Conclusions: These results suggest that light and GTP modulates lateral displacement of PDE, which might contribute to light-induced reduction of rod photoreceptor sensitivity.
The vertebrate visual system can adjust its sensitivity over a wide range of light intensities, a capacity of fundamental importance for vision and species survival. Light encountered in vertebrate habitats on the surface of this planet can vary by many orders of magnitude during a normal day and night cycle. While a large fraction of visual adaptation is accomplished by simply switching between cone (bright light) and rod (dim light) vision, several additional molecular and cellular processes contribute to light-adaptation pathways in both rods and cones [1-4]. Among these mechanisms, the translocation of molecules involved in visual signaling between rod outer and inner segments has been proposed recently as a primary mechanism of light adaptation in rod photoreceptors [5-9].
The rod outer segment (ROS) is a cylindrical structure containing a stack of disc membranes. The visual signal transduction proteins, including rhodopsin, transducin (Gt), and cyclic guanosine monophosphate (cGMP) phosphodiesterase (PDE), are localized on these discs. The visual signaling cascade begins with photon absorption by rhodopsin. Photo-activated rhodospin in turn activates Gt, the heterotrimeric guanosine triphosphates (GTP) binding protein of the rod photoreceptor cell [10,11], and facilitates the exchange of GTP for GDP on the Gtα subunit. Gtα-GTP then interacts with and activates PDE. Rod PDE is composed of two catalytic subunits, α (98 kDa) and β (97 kDa), and a pair of identical inhibitory γ subunits (10 kDa) [12,13]. Interaction with Gtα-GTP relieves the inhibitory PDE γ subunits, thereby activating PDE [14,15]. Activated PDE rapidly hydrolyzes cGMP to 5′ GMP, resulting in closure of the cGMP-gated cation channels in the ROS plasma membrane and generation of membrane potential [16-18].

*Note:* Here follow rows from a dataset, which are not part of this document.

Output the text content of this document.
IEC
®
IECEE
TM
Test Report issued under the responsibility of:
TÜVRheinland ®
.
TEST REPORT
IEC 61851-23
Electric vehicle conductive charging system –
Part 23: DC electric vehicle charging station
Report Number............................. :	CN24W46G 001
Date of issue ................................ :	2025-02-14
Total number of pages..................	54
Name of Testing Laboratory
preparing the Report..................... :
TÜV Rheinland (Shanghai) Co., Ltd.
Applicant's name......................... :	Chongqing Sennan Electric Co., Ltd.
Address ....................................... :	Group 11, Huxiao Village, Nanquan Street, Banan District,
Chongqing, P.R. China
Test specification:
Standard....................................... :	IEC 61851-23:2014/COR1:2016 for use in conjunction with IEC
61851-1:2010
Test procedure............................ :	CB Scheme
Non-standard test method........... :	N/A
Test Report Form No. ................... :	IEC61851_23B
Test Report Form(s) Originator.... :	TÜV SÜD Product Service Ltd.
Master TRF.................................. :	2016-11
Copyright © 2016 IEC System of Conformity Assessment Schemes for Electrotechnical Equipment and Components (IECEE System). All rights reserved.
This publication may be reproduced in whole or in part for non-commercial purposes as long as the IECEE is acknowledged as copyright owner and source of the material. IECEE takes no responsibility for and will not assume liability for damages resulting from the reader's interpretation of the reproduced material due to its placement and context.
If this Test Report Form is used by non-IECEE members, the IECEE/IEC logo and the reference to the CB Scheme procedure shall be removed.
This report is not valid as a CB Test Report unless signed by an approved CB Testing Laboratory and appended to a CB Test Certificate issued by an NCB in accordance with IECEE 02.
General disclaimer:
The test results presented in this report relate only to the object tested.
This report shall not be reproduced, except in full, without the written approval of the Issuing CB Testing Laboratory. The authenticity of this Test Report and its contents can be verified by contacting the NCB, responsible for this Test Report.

PDE has generally been assumed to be randomly distributed on ROS disc membranes ever since it was first described [19-23]. However, if activated PDE is localized in areas of the disc membrane in proximity to the plasma membrane where ion channels are located, it may be in an optimal position to effect rapid decrease of the cGMP concentration and ensure fast closure of the ion channels. Direct interaction of PDE with cGMP dependent channels was suggested previously [24-26], although earlier studies using immunohistochemistry and light microscopy did not provide enough resolution to explore the precise localization of PDE on ROS disc membrane surface [22,23,27].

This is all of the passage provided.